Editor's note: This story has been updated with comments from Sameer Kadri, MD, MS.
A new study by researchers with the National Institutes of Health suggests that a novel category of multidrug resistance could be more useful for clinicians treating patients with gram-negative bloodstream infections (GNBSIs).
The study, published in Clinical Infectious Diseases, looked at more than 45,000 GNBSI episodes at 173 US hospitals over 5 years and found that, at 92 of those hospitals, there were 471 (1%) that exhibited resistance to all reported antibiotics in the carbapenem, beta-lactam, and fluoroquinolone categories. These infections, labeled as difficult-to-treat (DTR), were associated with decreased survival in patients, with the risk of death 20% higher than bloodstream infections with other resistance phenotypes.
The authors of the study say the findings indicate that the DTR label, which signifies that a GNBSI will not respond to any first-line, high-efficacy, low-toxicity antibiotics, could help give clinicians both a better sense of the severity of DTR bloodstream infections, and the potential effects of treating them with less effective, more toxic agents.
"As a category that considers the count, efficacy, and toxicity of available antibiotics, DTR more fully encompasses key aspects of antimicrobial resistance that affect mortality risk," they write.
Higher mortality risk
In addition to the 471 DTR infections, the retrospective cohort study found that 1,048 GNBSI episodes (2.3%) were carbapenem resistant (CR), 4,065 (9.0%) were extended-spectrum cephalosporin resistant (ECR), and 10,240 (22%) were fluoroquinolone resistant (FQR). The prevalence of GNBSIs displaying DTR varied across bacterial species, from 0.04% for Escherichia coli to 18.3% for Acinetobacter baumannii.
Among the 440 patients with DTR GNBSIs, there were 190 deaths, for an unadjusted mortality rate of 43%; in comparison, the unadjusted mortality rate was 35% for CR infections (183 of 526 patients), 22% for ECR (609 of 2,756), and 18% for FQR (795 of 4,342) infections. After adjustment for confounders, patients with DTR GNBSIs had a 40% higher adjusted mortality risk compared with patients with non-resistant infections, and a 20% higher adjusted mortality risk than patients with CR, ECR, FQR infections. DTR patients had longer hospital stays, as well.
The researchers also found that nearly 4 out of 5 DTR patients received reserve antibiotics that would otherwise be avoided when first-line agents are effective. Aminoglycosides were the most frequently prescribed reserve antibiotic, followed by tigecycline and polymyxin-B. This is significant because aminoglycosides and polymyxin-B can both damage the kidneys, while tigecycline is associated with increased mortality rates.
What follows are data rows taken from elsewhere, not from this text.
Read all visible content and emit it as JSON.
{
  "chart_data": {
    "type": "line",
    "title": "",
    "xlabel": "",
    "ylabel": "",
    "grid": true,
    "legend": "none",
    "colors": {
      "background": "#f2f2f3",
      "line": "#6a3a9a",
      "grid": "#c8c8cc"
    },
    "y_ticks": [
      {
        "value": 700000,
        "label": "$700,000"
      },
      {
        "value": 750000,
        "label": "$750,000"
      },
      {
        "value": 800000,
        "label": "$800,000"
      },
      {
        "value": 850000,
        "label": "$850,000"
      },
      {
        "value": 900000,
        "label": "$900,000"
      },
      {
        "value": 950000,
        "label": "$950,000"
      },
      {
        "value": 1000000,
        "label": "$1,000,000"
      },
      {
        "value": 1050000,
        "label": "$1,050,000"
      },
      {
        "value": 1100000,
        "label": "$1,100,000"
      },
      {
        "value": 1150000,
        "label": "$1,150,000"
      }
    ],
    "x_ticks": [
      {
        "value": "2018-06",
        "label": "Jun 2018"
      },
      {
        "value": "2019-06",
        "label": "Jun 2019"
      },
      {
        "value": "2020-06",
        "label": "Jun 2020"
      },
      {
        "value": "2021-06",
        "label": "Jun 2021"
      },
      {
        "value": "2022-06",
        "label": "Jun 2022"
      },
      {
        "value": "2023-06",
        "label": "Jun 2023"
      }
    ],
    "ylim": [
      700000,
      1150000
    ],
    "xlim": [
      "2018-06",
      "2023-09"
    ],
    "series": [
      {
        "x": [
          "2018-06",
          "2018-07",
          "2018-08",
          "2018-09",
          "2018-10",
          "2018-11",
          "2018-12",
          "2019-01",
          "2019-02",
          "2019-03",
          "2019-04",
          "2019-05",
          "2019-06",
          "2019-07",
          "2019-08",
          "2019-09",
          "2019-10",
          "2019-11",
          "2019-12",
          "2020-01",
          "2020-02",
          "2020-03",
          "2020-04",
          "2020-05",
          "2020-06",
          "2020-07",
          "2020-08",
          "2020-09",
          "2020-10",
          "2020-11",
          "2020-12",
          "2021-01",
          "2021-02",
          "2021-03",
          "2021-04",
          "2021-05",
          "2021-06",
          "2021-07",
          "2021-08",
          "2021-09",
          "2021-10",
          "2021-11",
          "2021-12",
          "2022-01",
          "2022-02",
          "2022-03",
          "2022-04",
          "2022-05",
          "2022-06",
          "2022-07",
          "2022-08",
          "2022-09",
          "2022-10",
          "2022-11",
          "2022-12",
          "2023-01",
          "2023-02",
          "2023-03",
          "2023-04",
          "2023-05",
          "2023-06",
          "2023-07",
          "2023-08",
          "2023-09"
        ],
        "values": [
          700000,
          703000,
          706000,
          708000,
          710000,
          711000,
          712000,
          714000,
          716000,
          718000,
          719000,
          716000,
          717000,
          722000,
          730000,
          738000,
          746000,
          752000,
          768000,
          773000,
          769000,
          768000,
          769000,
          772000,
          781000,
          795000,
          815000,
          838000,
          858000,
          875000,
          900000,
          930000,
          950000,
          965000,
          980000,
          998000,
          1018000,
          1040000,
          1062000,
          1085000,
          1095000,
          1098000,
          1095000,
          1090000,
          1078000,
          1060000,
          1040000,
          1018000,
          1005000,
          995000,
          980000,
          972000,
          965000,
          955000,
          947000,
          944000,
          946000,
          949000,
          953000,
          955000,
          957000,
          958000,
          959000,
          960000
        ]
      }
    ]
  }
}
Furthermore, the analysis showed that 33% of DTR isolates were resistant to all aminoglycosides, and 80% were resistant to at least one aminoglycoside.
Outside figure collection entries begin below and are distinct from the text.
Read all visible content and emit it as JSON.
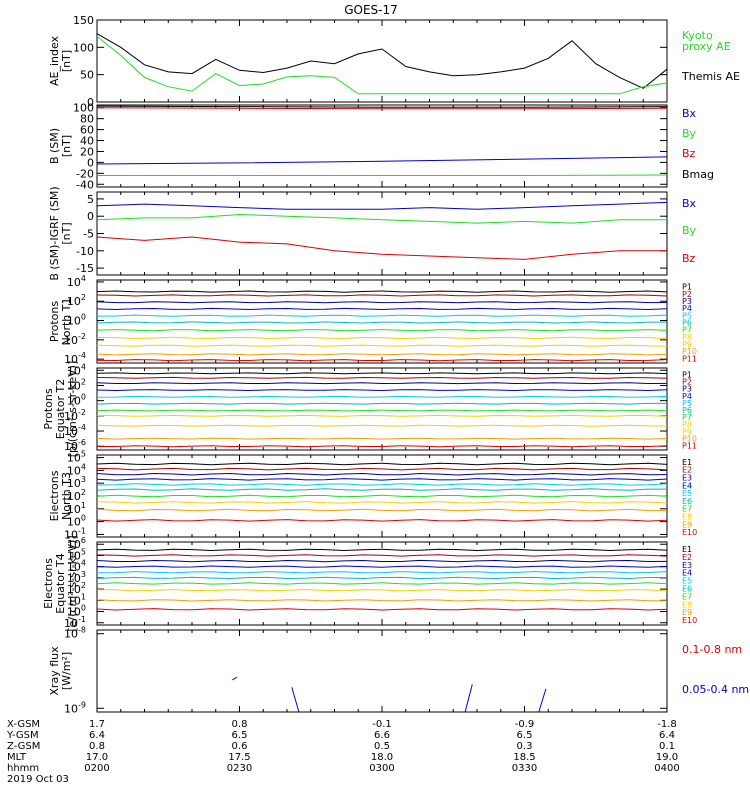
{
  "title": "GOES-17",
  "colors": {
    "black": "#000000",
    "green": "#22dd22",
    "blue": "#0000cc",
    "red": "#dd0000",
    "darkblue": "#000088",
    "cyan": "#00ccee",
    "teal": "#00bbbb",
    "gold": "#f2d000",
    "orange": "#f0a000",
    "darkred": "#aa0000"
  },
  "footer": {
    "rows": [
      {
        "label": "X-GSM",
        "values": [
          "1.7",
          "0.8",
          "-0.1",
          "-0.9",
          "-1.8"
        ]
      },
      {
        "label": "Y-GSM",
        "values": [
          "6.4",
          "6.5",
          "6.6",
          "6.5",
          "6.4"
        ]
      },
      {
        "label": "Z-GSM",
        "values": [
          "0.8",
          "0.6",
          "0.5",
          "0.3",
          "0.1"
        ]
      },
      {
        "label": "MLT",
        "values": [
          "17.0",
          "17.5",
          "18.0",
          "18.5",
          "19.0"
        ]
      },
      {
        "label": "hhmm",
        "values": [
          "0200",
          "0230",
          "0300",
          "0330",
          "0400"
        ]
      }
    ],
    "date": "2019 Oct 03"
  },
  "chart_data": [
    {
      "type": "line",
      "id": "ae",
      "ylabel": [
        "AE_index",
        "[nT]"
      ],
      "ylim": [
        0,
        150
      ],
      "yticks": [
        "0",
        "50",
        "100",
        "150"
      ],
      "x": [
        0,
        5,
        10,
        15,
        20,
        25,
        30,
        35,
        40,
        45,
        50,
        55,
        60,
        65,
        70,
        75,
        80,
        85,
        90,
        95,
        100,
        105,
        110,
        115,
        120
      ],
      "series": [
        {
          "name": "Themis AE",
          "color": "black",
          "values": [
            125,
            100,
            68,
            55,
            52,
            78,
            58,
            54,
            62,
            75,
            70,
            88,
            97,
            65,
            55,
            48,
            50,
            55,
            62,
            80,
            112,
            70,
            45,
            25,
            60
          ]
        },
        {
          "name": "Kyoto proxy AE",
          "color": "green",
          "values": [
            120,
            85,
            45,
            28,
            20,
            52,
            30,
            33,
            46,
            48,
            45,
            15,
            15,
            15,
            15,
            15,
            15,
            15,
            15,
            15,
            15,
            15,
            15,
            28,
            35
          ]
        }
      ],
      "legend": [
        {
          "text": "Kyoto",
          "color": "green"
        },
        {
          "text": "proxy AE",
          "color": "green"
        },
        {
          "text": "Themis AE",
          "color": "black"
        }
      ]
    },
    {
      "type": "line",
      "id": "bsm",
      "ylabel": [
        "B (SM)",
        "[nT]"
      ],
      "ylim": [
        -45,
        105
      ],
      "yticks": [
        "-40",
        "-20",
        "0",
        "20",
        "40",
        "60",
        "80",
        "100"
      ],
      "ytickvals": [
        -40,
        -20,
        0,
        20,
        40,
        60,
        80,
        100
      ],
      "x": [
        0,
        30,
        60,
        90,
        120
      ],
      "series": [
        {
          "name": "Bx",
          "color": "blue",
          "values": [
            -3,
            -1,
            2,
            6,
            10
          ]
        },
        {
          "name": "By",
          "color": "green",
          "values": [
            -24,
            -24,
            -24,
            -24,
            -23
          ]
        },
        {
          "name": "Bz",
          "color": "red",
          "values": [
            100,
            99,
            98,
            98,
            99
          ]
        },
        {
          "name": "Bmag",
          "color": "black",
          "values": [
            103,
            102,
            101,
            101,
            102
          ]
        }
      ],
      "legend": [
        {
          "text": "Bx",
          "color": "blue"
        },
        {
          "text": "By",
          "color": "green"
        },
        {
          "text": "Bz",
          "color": "red"
        },
        {
          "text": "Bmag",
          "color": "black"
        }
      ]
    },
    {
      "type": "line",
      "id": "bigrf",
      "ylabel": [
        "B (SM)-IGRF (SM)",
        "[nT]"
      ],
      "ylim": [
        -17,
        7
      ],
      "yticks": [
        "-15",
        "-10",
        "-5",
        "0",
        "5"
      ],
      "ytickvals": [
        -15,
        -10,
        -5,
        0,
        5
      ],
      "x": [
        0,
        10,
        20,
        30,
        40,
        50,
        60,
        70,
        80,
        90,
        100,
        110,
        120
      ],
      "series": [
        {
          "name": "Bx",
          "color": "blue",
          "values": [
            3,
            3.5,
            3,
            2.5,
            2,
            2,
            2,
            2.5,
            2,
            2.5,
            3,
            3.5,
            4
          ]
        },
        {
          "name": "By",
          "color": "green",
          "values": [
            -1,
            -0.5,
            -0.5,
            0.5,
            0,
            -0.5,
            -1,
            -1.5,
            -2,
            -1.5,
            -2,
            -1,
            -1
          ]
        },
        {
          "name": "Bz",
          "color": "red",
          "values": [
            -6,
            -7,
            -6,
            -7.5,
            -8,
            -10,
            -11,
            -11.5,
            -12,
            -12.5,
            -11,
            -10,
            -10
          ]
        }
      ],
      "legend": [
        {
          "text": "Bx",
          "color": "blue"
        },
        {
          "text": "By",
          "color": "green"
        },
        {
          "text": "Bz",
          "color": "red"
        }
      ]
    },
    {
      "type": "line",
      "id": "p1",
      "log": true,
      "ylabel": [
        "Protons",
        "North T1"
      ],
      "ylim": [
        -4.4,
        4.2
      ],
      "yticks": [
        {
          "b": "10",
          "e": "4",
          "v": 4
        },
        {
          "b": "10",
          "e": "2",
          "v": 2
        },
        {
          "b": "10",
          "e": "0",
          "v": 0
        },
        {
          "b": "10",
          "e": "-2",
          "v": -2
        },
        {
          "b": "10",
          "e": "-4",
          "v": -4
        }
      ],
      "series": [
        {
          "name": "P1",
          "color": "black",
          "level": 3.0
        },
        {
          "name": "P2",
          "color": "darkred",
          "level": 2.6
        },
        {
          "name": "P3",
          "color": "darkblue",
          "level": 1.9
        },
        {
          "name": "P4",
          "color": "blue",
          "level": 1.2
        },
        {
          "name": "P5",
          "color": "cyan",
          "level": 0.5
        },
        {
          "name": "P6",
          "color": "teal",
          "level": -0.2
        },
        {
          "name": "P7",
          "color": "green",
          "level": -1.0
        },
        {
          "name": "P8",
          "color": "gold",
          "level": -1.8
        },
        {
          "name": "P9",
          "color": "gold",
          "level": -2.6
        },
        {
          "name": "P10",
          "color": "orange",
          "level": -3.5
        },
        {
          "name": "P11",
          "color": "red",
          "level": -4.1
        }
      ]
    },
    {
      "type": "line",
      "id": "p2",
      "log": true,
      "ylabel": [
        "Protons",
        "Equator T2",
        "[p/(cm²-s-sr-keV)]"
      ],
      "ylim": [
        -6.5,
        4.3
      ],
      "yticks": [
        {
          "b": "10",
          "e": "4",
          "v": 4
        },
        {
          "b": "10",
          "e": "2",
          "v": 2
        },
        {
          "b": "10",
          "e": "0",
          "v": 0
        },
        {
          "b": "10",
          "e": "-2",
          "v": -2
        },
        {
          "b": "10",
          "e": "-4",
          "v": -4
        },
        {
          "b": "10",
          "e": "-6",
          "v": -6
        }
      ],
      "series": [
        {
          "name": "P1",
          "color": "black",
          "level": 3.6
        },
        {
          "name": "P2",
          "color": "darkred",
          "level": 3.0
        },
        {
          "name": "P3",
          "color": "darkblue",
          "level": 2.3
        },
        {
          "name": "P4",
          "color": "blue",
          "level": 1.4
        },
        {
          "name": "P5",
          "color": "cyan",
          "level": 0.5
        },
        {
          "name": "P6",
          "color": "teal",
          "level": -0.4
        },
        {
          "name": "P7",
          "color": "green",
          "level": -1.3
        },
        {
          "name": "P8",
          "color": "gold",
          "level": -2.0
        },
        {
          "name": "P9",
          "color": "gold",
          "level": -3.3
        },
        {
          "name": "P10",
          "color": "orange",
          "level": -5.0
        },
        {
          "name": "P11",
          "color": "red",
          "level": -6.0
        }
      ]
    },
    {
      "type": "line",
      "id": "e3",
      "log": true,
      "ylabel": [
        "Electrons",
        "North T3"
      ],
      "ylim": [
        -1.2,
        5.2
      ],
      "yticks": [
        {
          "b": "10",
          "e": "5",
          "v": 5
        },
        {
          "b": "10",
          "e": "4",
          "v": 4
        },
        {
          "b": "10",
          "e": "3",
          "v": 3
        },
        {
          "b": "10",
          "e": "2",
          "v": 2
        },
        {
          "b": "10",
          "e": "1",
          "v": 1
        },
        {
          "b": "10",
          "e": "0",
          "v": 0
        },
        {
          "b": "10",
          "e": "-1",
          "v": -1
        }
      ],
      "series": [
        {
          "name": "E1",
          "color": "black",
          "level": 4.5
        },
        {
          "name": "E2",
          "color": "darkred",
          "level": 4.1
        },
        {
          "name": "E3",
          "color": "darkblue",
          "level": 3.7
        },
        {
          "name": "E4",
          "color": "blue",
          "level": 3.3
        },
        {
          "name": "E5",
          "color": "cyan",
          "level": 2.9
        },
        {
          "name": "E6",
          "color": "teal",
          "level": 2.5
        },
        {
          "name": "E7",
          "color": "green",
          "level": 2.0
        },
        {
          "name": "E8",
          "color": "gold",
          "level": 1.5
        },
        {
          "name": "E9",
          "color": "orange",
          "level": 0.9
        },
        {
          "name": "E10",
          "color": "red",
          "level": 0.1
        }
      ]
    },
    {
      "type": "line",
      "id": "e4",
      "log": true,
      "ylabel": [
        "Electrons",
        "Equator T4",
        "[e/(cm²-s-sr-keV)]"
      ],
      "ylim": [
        -1.2,
        6.2
      ],
      "yticks": [
        {
          "b": "10",
          "e": "6",
          "v": 6
        },
        {
          "b": "10",
          "e": "5",
          "v": 5
        },
        {
          "b": "10",
          "e": "4",
          "v": 4
        },
        {
          "b": "10",
          "e": "3",
          "v": 3
        },
        {
          "b": "10",
          "e": "2",
          "v": 2
        },
        {
          "b": "10",
          "e": "1",
          "v": 1
        },
        {
          "b": "10",
          "e": "0",
          "v": 0
        },
        {
          "b": "10",
          "e": "-1",
          "v": -1
        }
      ],
      "series": [
        {
          "name": "E1",
          "color": "black",
          "level": 5.5
        },
        {
          "name": "E2",
          "color": "darkred",
          "level": 5.0
        },
        {
          "name": "E3",
          "color": "darkblue",
          "level": 4.5
        },
        {
          "name": "E4",
          "color": "blue",
          "level": 4.0
        },
        {
          "name": "E5",
          "color": "cyan",
          "level": 3.5
        },
        {
          "name": "E6",
          "color": "teal",
          "level": 3.0
        },
        {
          "name": "E7",
          "color": "green",
          "level": 2.5
        },
        {
          "name": "E8",
          "color": "gold",
          "level": 1.9
        },
        {
          "name": "E9",
          "color": "orange",
          "level": 1.0
        },
        {
          "name": "E10",
          "color": "red",
          "level": 0.2
        }
      ]
    },
    {
      "type": "line",
      "id": "xray",
      "log": true,
      "ylabel": [
        "Xray flux",
        "[W/m²]"
      ],
      "ylim": [
        -9.05,
        -7.95
      ],
      "yticks": [
        {
          "b": "10",
          "e": "-8",
          "v": -8
        },
        {
          "b": "10",
          "e": "-9",
          "v": -9
        }
      ],
      "series": [
        {
          "name": "0.05-0.4 nm",
          "color": "blue",
          "segments": [
            [
              [
                28.5,
                -8.62
              ],
              [
                29.5,
                -8.58
              ]
            ],
            [
              [
                41.0,
                -8.72
              ],
              [
                42.5,
                -9.05
              ]
            ],
            [
              [
                77.5,
                -9.05
              ],
              [
                79.0,
                -8.68
              ]
            ],
            [
              [
                93.0,
                -9.05
              ],
              [
                94.5,
                -8.74
              ]
            ]
          ]
        },
        {
          "name": "0.1-0.8 nm",
          "color": "red",
          "segments": []
        }
      ],
      "legend": [
        {
          "text": "0.1-0.8 nm",
          "color": "red"
        },
        {
          "text": "0.05-0.4 nm",
          "color": "blue"
        }
      ]
    }
  ]
}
"The high proportion of aminoglycoside resistance among DTR bloodstream isolates emphasizes the difficulty of choosing salvage antibiotics for clinical decompensation due to suspected resistance," the authors write.
The authors conclude, "Owing to its simplicity and ease of recognition, our analysis of DTR should alert all providers to its serious implications, and ideally it will encourage infection specialists and clinical pharmacists to help direct and monitor the use of agents that are less frequently used and more toxic and/or less effective."
Lead study author Sameer Kadri, MD, MS, a staff clinician with the NIH Clinical Center, said in an email that despite the low prevalence of DTR bloodstream infections found in the study, he and his colleagues believe they should be an important target for antimicrobial resistance surveillance going forward.
"Although only 1% of GNBSI showed DTR, DTR was identified at 1 in every 2 hospitals in the 173 hospital sample, so prevalence is relatively low but it’s everywhere," Kadri said. "And without infection control and stewardship, it could increase."